HNN: Have you read any good books lately? What’s your favorite book?

Le: I recently read The Triple Mole by Joby Warrick. It’s about the Al-Qaeda mole who infiltrated the CIA and it was phenomenal. My studies in school were very heavily intelligence and security focused and I enjoy reading books on those topics.

HNN: If you could have dinner with any three people, living or dead, who would they be and why?

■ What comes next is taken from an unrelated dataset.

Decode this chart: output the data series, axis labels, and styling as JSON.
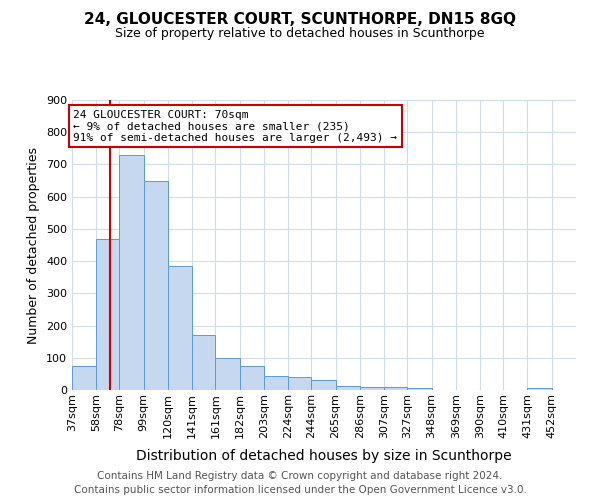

Le: Nelson Mandela, The  14th Dalai Lama, and Freddy Mercury. Nelson Mandela is one of my personal heroes; his lack of bitterness over his harsh treatment during Apartheid is something that has always impressed me. I studied abroad in South Africa and was able to visit Nelson Mandela’s cell in Robben Islands it was one of the most moving things I’ve done in my life. I am a fan of The Dalai Lama for the same reason Nelson Mandela is one of my heroes, because of his strength when faced with adversity to fight for a cause he believes in and what he knows is right. I love that despite being forced out of his country he still maintains a peaceful man, one who advocates inter-faith dialogue, feminism, human rights and has a deep love of science. I think he is a fascinating religious figure and I love to read his quotes on non-violence. And Freddy Mercury because I am a huge Queen fan and any dinner party that Freddy Mercury would be at would be the most fun dinner party of all.